The authorities’ removal of 100 tents from the banks of the Grand Canal in Dublin is welcome and largely beneficial for everybody involved, including those seeking international protection who set up this impromptu campsite.

As Taoiseach Simon Harris recently stressed, we cannot permit such situations to linger in our capital and pose threats to public health and hygiene. The same approach must apply anywhere else in Ireland.

However, in welcoming the latest move, we must also acknowledge that this is reactive politics with elements of window-dressing as we are today four weeks away from the European Parliament and local council elections. The reality is that the removal of this encampment only emphasises the need to find a more efficient method of resolving a problem that is not going away any time soon.

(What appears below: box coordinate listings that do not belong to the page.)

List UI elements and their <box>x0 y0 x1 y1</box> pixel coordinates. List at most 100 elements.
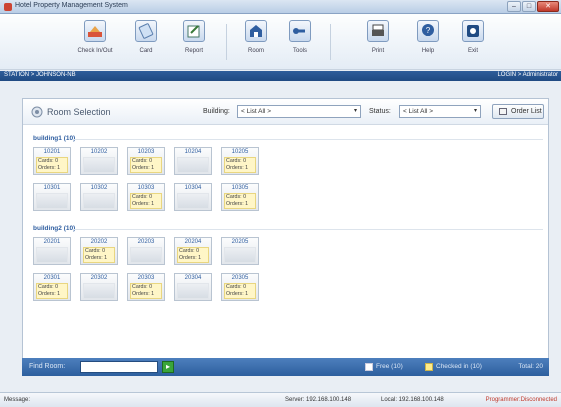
room-tile[interactable]: 10303 Cards: 0 Orders: 1 <box>127 183 165 211</box>
room-number: 10204 <box>184 149 202 155</box>
tools-button[interactable]: Tools <box>280 20 320 66</box>
main-toolbar: Check In/Out Card Report Room Tools Prin… <box>0 14 561 70</box>
building-select-value: < List All > <box>241 108 271 115</box>
room-free-image <box>36 247 68 263</box>
status-select[interactable]: < List All > ▾ <box>399 105 481 118</box>
maximize-button[interactable]: □ <box>522 1 536 12</box>
status-select-value: < List All > <box>403 108 433 115</box>
room-number: 20302 <box>90 275 108 281</box>
room-orders: Orders: 1 <box>132 165 155 171</box>
room-button[interactable]: Room <box>236 20 276 66</box>
room-cards: Cards: 0 <box>85 248 106 254</box>
room-tile[interactable]: 20202 Cards: 0 Orders: 1 <box>80 237 118 265</box>
room-tile[interactable]: 20305 Cards: 0 Orders: 1 <box>221 273 259 301</box>
room-free-image <box>83 157 115 173</box>
room-checked-info: Cards: 0 Orders: 1 <box>177 247 209 263</box>
order-list-icon <box>499 108 507 115</box>
room-checked-info: Cards: 0 Orders: 1 <box>130 193 162 209</box>
room-cards: Cards: 0 <box>132 284 153 290</box>
room-tile[interactable]: 20302 <box>80 273 118 301</box>
check-in-out-button[interactable]: Check In/Out <box>75 20 115 66</box>
room-tile[interactable]: 10205 Cards: 0 Orders: 1 <box>221 147 259 175</box>
report-button[interactable]: Report <box>174 20 214 66</box>
room-free-image <box>224 247 256 263</box>
window-title: Hotel Property Management System <box>15 2 128 9</box>
room-checked-info: Cards: 0 Orders: 1 <box>36 157 68 173</box>
building-select[interactable]: < List All > ▾ <box>237 105 361 118</box>
room-tile[interactable]: 20205 <box>221 237 259 265</box>
card-button[interactable]: Card <box>126 20 166 66</box>
card-icon <box>135 20 157 42</box>
room-tile[interactable]: 10305 Cards: 0 Orders: 1 <box>221 183 259 211</box>
room-orders: Orders: 1 <box>226 165 249 171</box>
print-button[interactable]: Print <box>358 20 398 66</box>
room-free-image <box>177 193 209 209</box>
order-list-label: Order List <box>511 108 542 115</box>
station-bar: STATION > JOHNSON-NB LOGIN > Administrat… <box>0 71 561 81</box>
toolbar-separator <box>330 24 331 60</box>
checked-in-legend-label: Checked in (10) <box>436 363 482 370</box>
room-checked-info: Cards: 0 Orders: 1 <box>224 157 256 173</box>
room-free-image <box>36 193 68 209</box>
room-free-image <box>83 283 115 299</box>
help-label: Help <box>421 48 435 54</box>
find-room-go-button[interactable]: ▸ <box>162 361 174 373</box>
room-orders: Orders: 1 <box>85 255 108 261</box>
room-selection-panel: Room Selection Building: < List All > ▾ … <box>22 98 549 376</box>
check-in-out-label: Check In/Out <box>77 48 113 54</box>
room-number: 20304 <box>184 275 202 281</box>
room-free-image <box>83 193 115 209</box>
room-number: 20305 <box>231 275 249 281</box>
room-number: 10305 <box>231 185 249 191</box>
room-tile[interactable]: 10304 <box>174 183 212 211</box>
help-icon: ? <box>417 20 439 42</box>
room-tile[interactable]: 20201 <box>33 237 71 265</box>
window-controls: – □ ✕ <box>506 1 559 13</box>
printer-icon <box>367 20 389 42</box>
order-list-button[interactable]: Order List <box>492 104 544 119</box>
room-tile[interactable]: 10204 <box>174 147 212 175</box>
find-room-label: Find Room: <box>29 363 66 370</box>
exit-icon <box>462 20 484 42</box>
free-legend-swatch <box>365 363 373 371</box>
room-tile[interactable]: 20203 <box>127 237 165 265</box>
programmer-status: Programmer:Disconnected <box>485 397 557 403</box>
chevron-down-icon: ▾ <box>473 108 477 114</box>
room-orders: Orders: 1 <box>132 291 155 297</box>
room-checked-info: Cards: 0 Orders: 1 <box>130 157 162 173</box>
room-tile[interactable]: 20204 Cards: 0 Orders: 1 <box>174 237 212 265</box>
room-tile[interactable]: 20304 <box>174 273 212 301</box>
minimize-button[interactable]: – <box>507 1 521 12</box>
find-room-input[interactable] <box>80 361 158 373</box>
svg-text:?: ? <box>426 26 431 35</box>
room-icon <box>245 20 267 42</box>
local-address: Local: 192.168.100.148 <box>381 397 444 403</box>
exit-button[interactable]: Exit <box>453 20 493 66</box>
room-tile[interactable]: 10203 Cards: 0 Orders: 1 <box>127 147 165 175</box>
room-orders: Orders: 1 <box>179 255 202 261</box>
help-button[interactable]: ? Help <box>408 20 448 66</box>
group-title-building1: building1 (10) <box>33 135 76 142</box>
tools-icon <box>289 20 311 42</box>
room-number: 20303 <box>137 275 155 281</box>
room-tile[interactable]: 20303 Cards: 0 Orders: 1 <box>127 273 165 301</box>
room-orders: Orders: 1 <box>38 291 61 297</box>
close-button[interactable]: ✕ <box>537 1 559 12</box>
room-number: 10301 <box>43 185 61 191</box>
room-cards: Cards: 0 <box>38 284 59 290</box>
room-number: 10302 <box>90 185 108 191</box>
room-tile[interactable]: 10301 <box>33 183 71 211</box>
room-tile[interactable]: 20301 Cards: 0 Orders: 1 <box>33 273 71 301</box>
room-tile[interactable]: 10202 <box>80 147 118 175</box>
room-free-image <box>177 157 209 173</box>
group-divider <box>73 139 543 140</box>
room-orders: Orders: 1 <box>132 201 155 207</box>
status-label: Status: <box>369 108 391 115</box>
room-tile[interactable]: 10201 Cards: 0 Orders: 1 <box>33 147 71 175</box>
room-tile[interactable]: 10302 <box>80 183 118 211</box>
room-number: 20301 <box>43 275 61 281</box>
room-number: 20205 <box>231 239 249 245</box>
group-divider <box>73 229 543 230</box>
status-message: Message: <box>4 397 31 403</box>
print-label: Print <box>371 48 385 54</box>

In a special report for the Government in November, former European Commission secretary general Catherine Day urged that policy on the treatment of asylum-seekers be brought into the mainstream.

She noted that for more than 20 years, Ireland has relied on the system known as direct provision. This approach left aslyum-seekers in the shadows of Irish life. It has also been widely criticised nationally and internationally, with some predictions of future tribunals of inquiry and mass compensation claims.

The commitment in the 2020 Programme for Government to end direct provision is no longer feasible. Unforeseen events, including Russia’s invasion of Ukraine in February 2022, meant such action had to be deferred, but this deferral does not obviate the need to integrate successful asylum applicants into mainstream Irish life.

At the same time, we are awaiting the fulfilment of recent promises to process international protection applications within 90 days.

Any credible immigration system must include the expulsion of those who have not succeeded in applications to stay here.

The long delays in processing applications thus far are unacceptable, unfair to those involved and have constituted a major part of the malaise surrounding this issue. Anti-immigration elements have taken advantage of and fed on concerns that the Government is not in control of this issue.

A dishonourable realpolitik has been allowed to develop whereby Integration Minister Roderic O’Gorman and his officials have been given little real support from the rest of the Government to deal with an evolving situation. Ms Day’s recommendation amounted to a whole-of-government approach to the issue.

Ireland’s housing, health, education, transport and planning policies still do not include those people seeking refuge in future projections. This is in spite of the reality that many are likely to make their permanent homes here.

The failure to include a sizeable number of people in these core policies amounts to storing up many more problems for the future.